In der vergangenen Woche hat in der Stadt, in der ich seit vielen Jahren lebe und meine Kinder aufwuchsen, der Weihnachtsmarkt eröffnet. Eine eisig kalte Nacht, ein wunderbarer Baum mit warmen, strahlenden Lichtern im Zentrum, ein sternenklarer Himmel mit Mondsichel, geradezu unwirklich schön.

Und rundherum eine Festung. Wie konnte es dazu kommen, dass wir die Straßen rund um unsere Weihnachtmärkte mit Betonquadern, überdimensionierten Abprallsäcken, mobilen Straßensperren mit Krallen verbarrikadieren?

Was ist das für eine Zeit, in der mir eine Polizistin resigniert erzählt, in vielen anderen Stadtvierteln sei es ohnehin noch viel schlimmer, nachdem mein Sohn auf dem Heimweg von der Schule tätlich angegriffen wurde und ich das Wochenende mit ihm in der Notaufnahme verbrachte? Wie kann es passieren, dass an einem äußerst belebten Platz mitten am Tag ein wesentlich größeres Kind ein kleines vermöbelt und niemand greift ein – und sei es auch nur, mit dem Handy die Polizei zu rufen?

Und gleichzeitig leben wir in einer Zeit, die die längste Friedensperiode ist, die Europa je erlebt hat.
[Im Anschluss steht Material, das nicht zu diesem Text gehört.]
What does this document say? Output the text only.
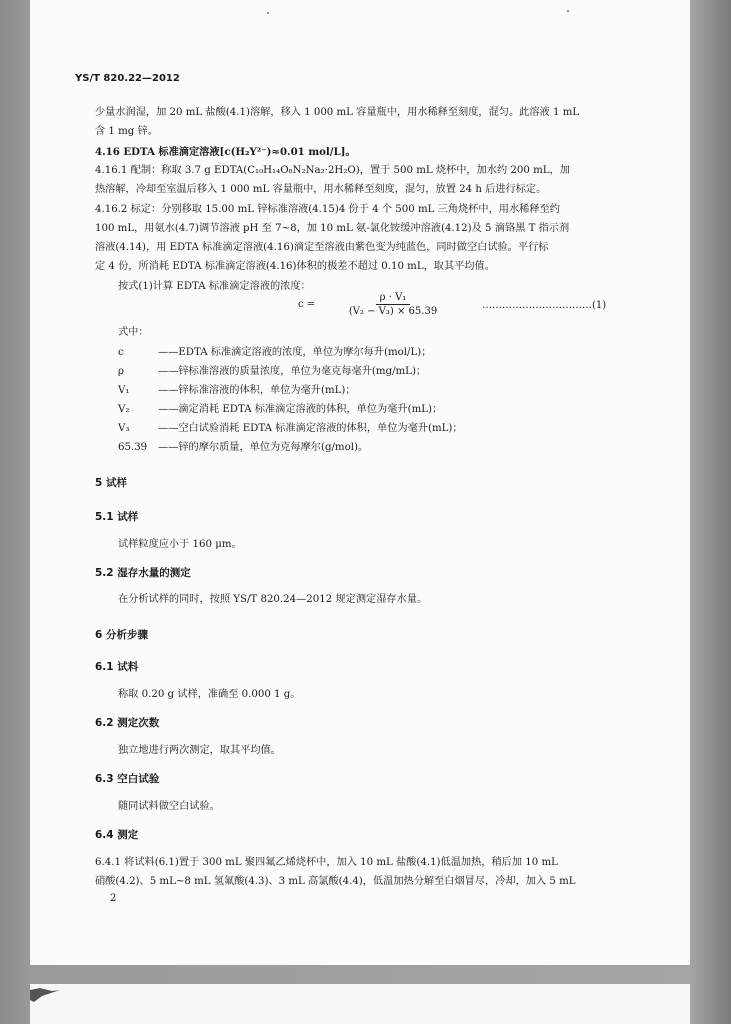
YS/T 820.22—2012
少量水润湿，加 20 mL 盐酸(4.1)溶解，移入 1 000 mL 容量瓶中，用水稀释至刻度，混匀。此溶液 1 mL
含 1 mg 锌。
4.16 EDTA 标准滴定溶液[c(H₂Y²⁻)≈0.01 mol/L]。
4.16.1 配制：称取 3.7 g EDTA(C₁₀H₁₄O₈N₂Na₂·2H₂O)，置于 500 mL 烧杯中，加水约 200 mL，加
热溶解，冷却至室温后移入 1 000 mL 容量瓶中，用水稀释至刻度，混匀，放置 24 h 后进行标定。
4.16.2 标定：分别移取 15.00 mL 锌标准溶液(4.15)4 份于 4 个 500 mL 三角烧杯中，用水稀释至约
100 mL，用氨水(4.7)调节溶液 pH 至 7~8，加 10 mL 氨-氯化铵缓冲溶液(4.12)及 5 滴铬黑 T 指示剂
溶液(4.14)，用 EDTA 标准滴定溶液(4.16)滴定至溶液由紫色变为纯蓝色，同时做空白试验。平行标
定 4 份，所消耗 EDTA 标准滴定溶液(4.16)体积的极差不超过 0.10 mL，取其平均值。
按式(1)计算 EDTA 标准滴定溶液的浓度：
$c = \frac{\text{ρ · V₁}}{\text{(V₂ − V₃) × 65.39}}$	……………………………(1)
式中：
c	——EDTA 标准滴定溶液的浓度，单位为摩尔每升(mol/L)；
ρ	——锌标准溶液的质量浓度，单位为毫克每毫升(mg/mL)；
V₁	——锌标准溶液的体积，单位为毫升(mL)；
V₂	——滴定消耗 EDTA 标准滴定溶液的体积，单位为毫升(mL)；
V₃	——空白试验消耗 EDTA 标准滴定溶液的体积，单位为毫升(mL)；
65.39 ——锌的摩尔质量，单位为克每摩尔(g/mol)。
5 试样
5.1 试样
试样粒度应小于 160 μm。
5.2 湿存水量的测定
在分析试样的同时，按照 YS/T 820.24—2012 规定测定湿存水量。
6 分析步骤
6.1 试料
称取 0.20 g 试样，准确至 0.000 1 g。
6.2 测定次数
独立地进行两次测定，取其平均值。
6.3 空白试验
随同试料做空白试验。
6.4 测定
6.4.1 将试料(6.1)置于 300 mL 聚四氟乙烯烧杯中，加入 10 mL 盐酸(4.1)低温加热，稍后加 10 mL
硝酸(4.2)、5 mL~8 mL 氢氟酸(4.3)、3 mL 高氯酸(4.4)，低温加热分解至白烟冒尽，冷却，加入 5 mL
2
In einem Land, in dem ärztliche Versorgung, Schulbesuch, eine solidarische Grundsicherung eine Selbstverständlichkeit sind. Die Jahre, die ich auf anderen Kontinenten und in anderen Ländern gelebt habe, machen mich ganz sicher: Wenn ich mir jeden Ort der Welt aussuchen könnte, um zu leben, zu arbeiten und Kinder groß zu ziehen, meine Wahl würde auf Mitteleuropa fallen.

„Mögest du in interessanten Zeiten leben“, so lautet angeblich ein chinesischer Fluch. Vielleicht wäre es ja ein erster Schritt in langweiligere Zeiten, wenn jede und jeder einzelne von uns sich ab und zu in einer ruhigen Minute überlegen würde, in welcher Welt wir leben wollen, wie wertvoll ein friedliches Zusammenleben für jeden von uns ist?